Повторим: ничего «антисоветского» или «контрреволюционного» в подавляющей части спецхранных книг не было. Как раз наоборот: авторы изо всех сил старались убедить власти предержащие в своей преданности и благонадёжности, к месту и не к месту цитируя речи и высказывания вождей или выводя их в качестве литературных персонажей. Но именно эта демонстрация благонадёжности зачастую оборачивалась тем, что книга попадала в разряд «антисоветских» и «контрреволюционных», потому что вскоре — бывало, буквально на следующий день после выхода книги в свет — вчерашние герои оказывались «врагами народа»…

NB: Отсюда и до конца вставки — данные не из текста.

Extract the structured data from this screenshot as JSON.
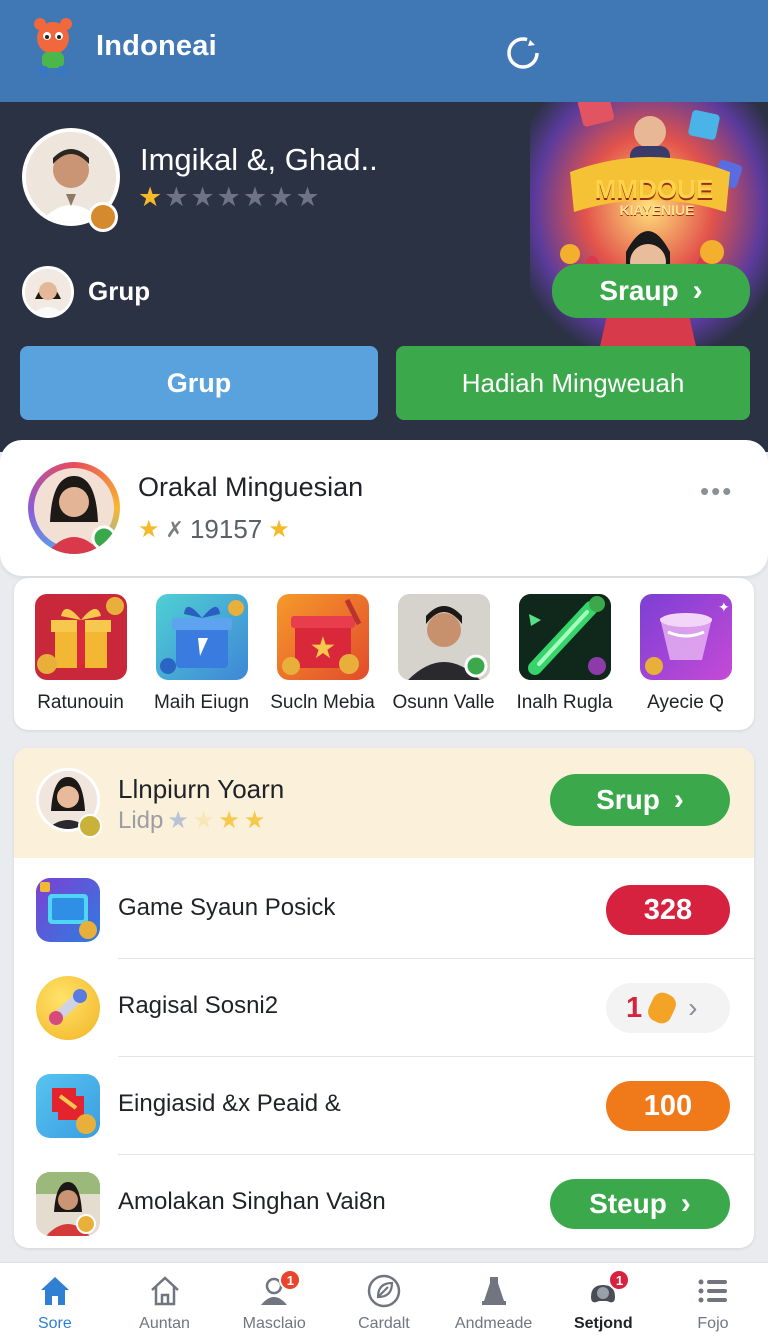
{
  "header": {
    "app_name": "Indoneai",
    "promo_title_line1": "MMDOUE",
    "promo_title_line2": "KIAYENIUE"
  },
  "hero": {
    "player_name": "Imgikal &, Ghad..",
    "rating": {
      "filled": 1,
      "total": 7
    },
    "group_label": "Grup",
    "sraup_button": "Sraup",
    "tab_grup": "Grup",
    "tab_hadiah": "Hadiah Mingweuah"
  },
  "profile_card": {
    "name": "Orakal Minguesian",
    "score": "19157"
  },
  "rewards": [
    {
      "label": "Ratunouin",
      "icon": "gift-box-icon"
    },
    {
      "label": "Maih Eiugn",
      "icon": "blue-gift-icon"
    },
    {
      "label": "Sucln Mebia",
      "icon": "red-star-box-icon"
    },
    {
      "label": "Osunn Valle",
      "icon": "player-portrait"
    },
    {
      "label": "Inalh Rugla",
      "icon": "green-wand-icon"
    },
    {
      "label": "Ayecie Q",
      "icon": "purple-cup-icon"
    }
  ],
  "challenge": {
    "title": "Llnpiurn Yoarn",
    "subtitle": "Lidp",
    "button": "Srup",
    "rows": [
      {
        "label": "Game Syaun Posick",
        "value": "328",
        "kind": "red"
      },
      {
        "label": "Ragisal Sosni2",
        "value": "1",
        "kind": "light"
      },
      {
        "label": "Eingiasid &x Peaid &",
        "value": "100",
        "kind": "orange"
      },
      {
        "label": "Amolakan Singhan Vai8n",
        "value": "Steup",
        "kind": "green"
      }
    ]
  },
  "bottom_nav": [
    {
      "label": "Sore",
      "icon": "home-icon",
      "active": true
    },
    {
      "label": "Auntan",
      "icon": "house-outline-icon"
    },
    {
      "label": "Masclaio",
      "icon": "chat-person-icon",
      "badge": "1"
    },
    {
      "label": "Cardalt",
      "icon": "leaf-circle-icon"
    },
    {
      "label": "Andmeade",
      "icon": "bell-tower-icon"
    },
    {
      "label": "Setjond",
      "icon": "gamepad-icon",
      "badge": "1",
      "strong": true
    },
    {
      "label": "Fojo",
      "icon": "menu-list-icon"
    }
  ],
  "colors": {
    "topbar": "#3f78b5",
    "hero_bg": "#2b3244",
    "green": "#3ba94b",
    "blue_tab": "#5aa2de",
    "red_pill": "#d7223f",
    "orange_pill": "#f07a1a",
    "star": "#f5b92a"
  }
}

Контекст при этом не имел ровным счётом никакого значения. Хотя, составляя аннотированные перечни «идеологически вредных» изданий, посылаемые на утверждение в ЦК, цензоры и обосновывали запрет той или иной книги тем, что в ней «в положительном контексте упоминается враг народа… (имярек)», на самом деле оценка этого самого «врага» в инкриминируемом тексте могла быть любой: от нейтральной или прославляющей — до клеймящей. Например, в книгах поэтов «комсомольской плеяды» (А. Безыменский, И. Уткин, А. Жаров и др.), выходивших до 1926–1927 годов, восхвалялся Троцкий, а в позднейших изданиях — проклинался, но и те, и другие оказались по соседству на полках спецхранов. За упоминание «не тех имён» оказалась в спецхране книга с устрашающим названием «Кулацкая художественная литература» (М., 1930), написанная правоверным критиком, сотрудником Коммунистической академии О. Бескиным («мелким Бескиным», как называл его Корней Чуковский). Неважно, что его книга выполняла полезную, своего рода «санитарную» функцию, напоминая по жанру скорее донос на «контрреволюционные кулацкие вылазки» Н. Клюева, С. Клычкова, П. Орешина, «в значительной степени С. Есенина» и других. Табу распространялось на имя как таковое. Это напоминает правило, распространённое в прошлом (да и сейчас иногда встречающееся) в русских деревнях, по которому нельзя поминать имя чёрта, а надлежит заменять его эвфемизмами типа «он», «Анчутка», «хромой», «враг» и т. д., поскольку иначе тот может явиться на зов. Если не упоминать имя (или событие), — значит, ни того, ни другого в реальности не существует. Более того, они не существовали никогда. В результате такого подхода достаточно было проштрафиться самому автору, или, что чаще, упомянуть запретное имя, или привести «клеветнический факт» (такое поразительное словосочетание встречается в цензурных документах), как дело сделано: книга отправлялась в вечную ссылку без права обжалования. Роковую роль в разоблачении «затаившихся врагов» играли литературные критики, нередко вслед за тем сами становившиеся жертвами террористической машины, и, конечно, органы тайной политической полиции, всегда работавшие рука об руку с цензурными.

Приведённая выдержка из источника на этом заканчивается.